Le monde entier attend qu’on s’installe dans la durée pour nous parler. Un nouveau gouvernement « transitoire » n’aura pas l’audience nécessaire auprès de nos partenaires et aussi auprès de nos compatriotes.
Cette stabilisation du pays est nécessaire pour qu’on puisse examiner le résultat souhaitable de ces élections et le moyen de réduire les inconvénients d’une loi électorale qui va se traduire par une Assemblée hétérogène où aucune formation ne peut apparemment prétendre constituer une majorité gouvernementale. Il aurait fallu établir une loi sur les partis politiques, pour éviter la pléthore qui existe aujourd’hui avant d’adopter cette loi électorale qui est à l’origine du grand nombre de partis. Mais elle est là et on doit essayer de réduire ses effets négatifs.
Il est évident que dans la conjoncture actuelle, aussi bien à l’intérieur qu’à l’échelle internationale, la Tunisie ne peut être gouvernée qu’au centre étant donné la modération de la population dans sa majorité qui appelle de ses voeux une évolution réelle vers le progrès sans violence et excès, toute tentative extrême ne pouvant qu’échouer comme la généralisation violente du système coopératif ou l’improvisation irréfléchie de l’union avec la Libye, union souhaitée mais mal conduite étant donné les rivalités au sein du personnel politique. Il en est de même de l’exploitation de la religion à des fins politiques comme au cours des deux dernières décennies.
Il est donc nécessaire que les formations politiques se réclamant du Centre démocratique abordent les élections avec un minimum de rapprochement et de coordination pour constituer aux yeux du corps électoral une alternative crédible. On aurait souhaité que les principales et plus anciennes formations de ce centre démocratique puissent s’unir et former un grand parti du centre qui aurait constitué l’ossature du corps politique et du système de gouvernement. Il faut espérer que cette union puisse intervenir un jour proche. En attendant, et faute d’avoir pu établir des listes communes, ces formations pourraient au moins avoir un projet commun de gouvernement portant sur l’essentiel et déclarer qu’ils s’engagent à gouverner ensemble après le 23 octobre et à réduire leurs divergences et mettre entre parenthèses les questions et les ambitions personnelles que le temps et les circonstances seuls permettront de résoudre. Dans le cas contraire et si la dispersion continue après le 23 octobre, ils seront contraints à opérer des alliances de circonstance.
Ce serait évidemment meilleur si une « union nationale » pouvait voir le jour, basée uniquement sur les intérêts du pays, écartant les désaccords nuisibles et pouvant gouverner le pays efficacement. Mais ce sera difficile, pour ne pas dire impossible à obtenir ou alors ce sera une « fausse » union.

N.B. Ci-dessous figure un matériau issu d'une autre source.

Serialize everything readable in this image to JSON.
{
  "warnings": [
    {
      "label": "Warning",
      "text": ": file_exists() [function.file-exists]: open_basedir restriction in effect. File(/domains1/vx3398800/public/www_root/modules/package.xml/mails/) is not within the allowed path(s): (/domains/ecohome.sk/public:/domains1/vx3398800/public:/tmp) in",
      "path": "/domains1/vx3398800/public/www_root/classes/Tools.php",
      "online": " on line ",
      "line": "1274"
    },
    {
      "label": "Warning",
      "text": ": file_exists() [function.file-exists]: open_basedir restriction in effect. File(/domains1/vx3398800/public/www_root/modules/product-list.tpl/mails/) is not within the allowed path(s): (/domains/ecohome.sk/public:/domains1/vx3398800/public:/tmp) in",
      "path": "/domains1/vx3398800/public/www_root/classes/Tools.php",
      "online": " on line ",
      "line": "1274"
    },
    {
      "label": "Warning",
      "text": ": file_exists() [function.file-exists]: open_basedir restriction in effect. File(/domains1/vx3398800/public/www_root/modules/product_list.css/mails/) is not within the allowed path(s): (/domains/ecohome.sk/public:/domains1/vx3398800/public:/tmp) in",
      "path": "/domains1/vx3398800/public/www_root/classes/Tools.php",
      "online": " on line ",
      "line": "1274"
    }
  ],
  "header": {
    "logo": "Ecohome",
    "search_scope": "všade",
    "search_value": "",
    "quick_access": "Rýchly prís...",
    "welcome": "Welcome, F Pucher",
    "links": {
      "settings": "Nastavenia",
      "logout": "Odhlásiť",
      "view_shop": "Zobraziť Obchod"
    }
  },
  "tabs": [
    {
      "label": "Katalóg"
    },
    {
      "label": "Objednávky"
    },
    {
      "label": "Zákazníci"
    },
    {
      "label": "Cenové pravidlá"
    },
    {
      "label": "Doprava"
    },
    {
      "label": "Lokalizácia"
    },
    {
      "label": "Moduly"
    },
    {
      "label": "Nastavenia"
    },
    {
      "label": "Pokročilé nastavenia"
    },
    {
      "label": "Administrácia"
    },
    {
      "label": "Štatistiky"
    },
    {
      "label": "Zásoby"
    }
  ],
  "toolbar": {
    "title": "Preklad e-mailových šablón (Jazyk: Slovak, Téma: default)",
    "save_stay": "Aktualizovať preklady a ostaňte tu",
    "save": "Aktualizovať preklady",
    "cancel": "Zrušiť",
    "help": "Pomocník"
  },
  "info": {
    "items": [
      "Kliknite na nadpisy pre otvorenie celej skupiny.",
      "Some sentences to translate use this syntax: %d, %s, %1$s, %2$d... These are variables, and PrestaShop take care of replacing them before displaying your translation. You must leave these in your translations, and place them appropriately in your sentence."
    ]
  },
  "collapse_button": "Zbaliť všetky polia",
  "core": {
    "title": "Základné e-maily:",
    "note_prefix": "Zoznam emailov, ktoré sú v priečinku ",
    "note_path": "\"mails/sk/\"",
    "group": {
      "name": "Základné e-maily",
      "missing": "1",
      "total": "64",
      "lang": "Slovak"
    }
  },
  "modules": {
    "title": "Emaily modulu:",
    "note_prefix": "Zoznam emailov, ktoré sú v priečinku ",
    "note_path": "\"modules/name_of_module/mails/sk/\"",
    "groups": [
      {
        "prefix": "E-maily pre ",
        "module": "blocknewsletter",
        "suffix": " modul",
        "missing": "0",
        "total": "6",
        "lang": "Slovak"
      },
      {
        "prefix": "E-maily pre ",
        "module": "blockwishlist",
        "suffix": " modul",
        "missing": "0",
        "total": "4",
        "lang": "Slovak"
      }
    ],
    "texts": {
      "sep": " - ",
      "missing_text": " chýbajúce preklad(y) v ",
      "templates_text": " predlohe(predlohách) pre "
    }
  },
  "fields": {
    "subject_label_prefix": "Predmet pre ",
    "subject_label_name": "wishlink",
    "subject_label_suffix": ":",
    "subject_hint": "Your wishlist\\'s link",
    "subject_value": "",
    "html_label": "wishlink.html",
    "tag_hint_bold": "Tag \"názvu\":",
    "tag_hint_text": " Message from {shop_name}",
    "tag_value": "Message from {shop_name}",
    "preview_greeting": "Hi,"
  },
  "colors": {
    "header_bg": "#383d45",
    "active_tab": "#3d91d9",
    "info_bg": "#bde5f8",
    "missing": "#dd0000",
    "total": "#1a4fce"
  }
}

Il reste que les partis qui n’appartiennent pas au centre ont un rôle à jouer dans le gouvernement du pays : celui de l’opposition constructive et respectée sans laquelle le gouvernement risque de céder à la facilité et de prendre de mauvaises décisions.
Donc aujourd’hui, il importe de stabiliser le pays, de réussir les élections et d’obtenir une majorité et un gouvernement pouvant durer suffisamment pour faire face aux problèmes du pays.
Qui fixera cette durée ? Celui qui doit convoquer les électeurs pour le 23 octobre. Il doit leur dire :
• Quel est l’objet de ces élections ?
• Quelle Assemblée doivent-ils élire et quelles sont ses attributions ?
• Quelle est la durée de son mandat ?
C’est le Président « provisoire » qui a déjà lancé une convocation pour le 24 juillet qui n’a pas eu de suite. Celle qu’il doit édicter pour le 23 octobre doit être plus explicite. On ne voit pas qui d’autre pourrait le faire. On ne peut pas dire que l’Assemblée élue sera « souveraine » et décidera de la durée de son mandat : cela n’a pas de sens.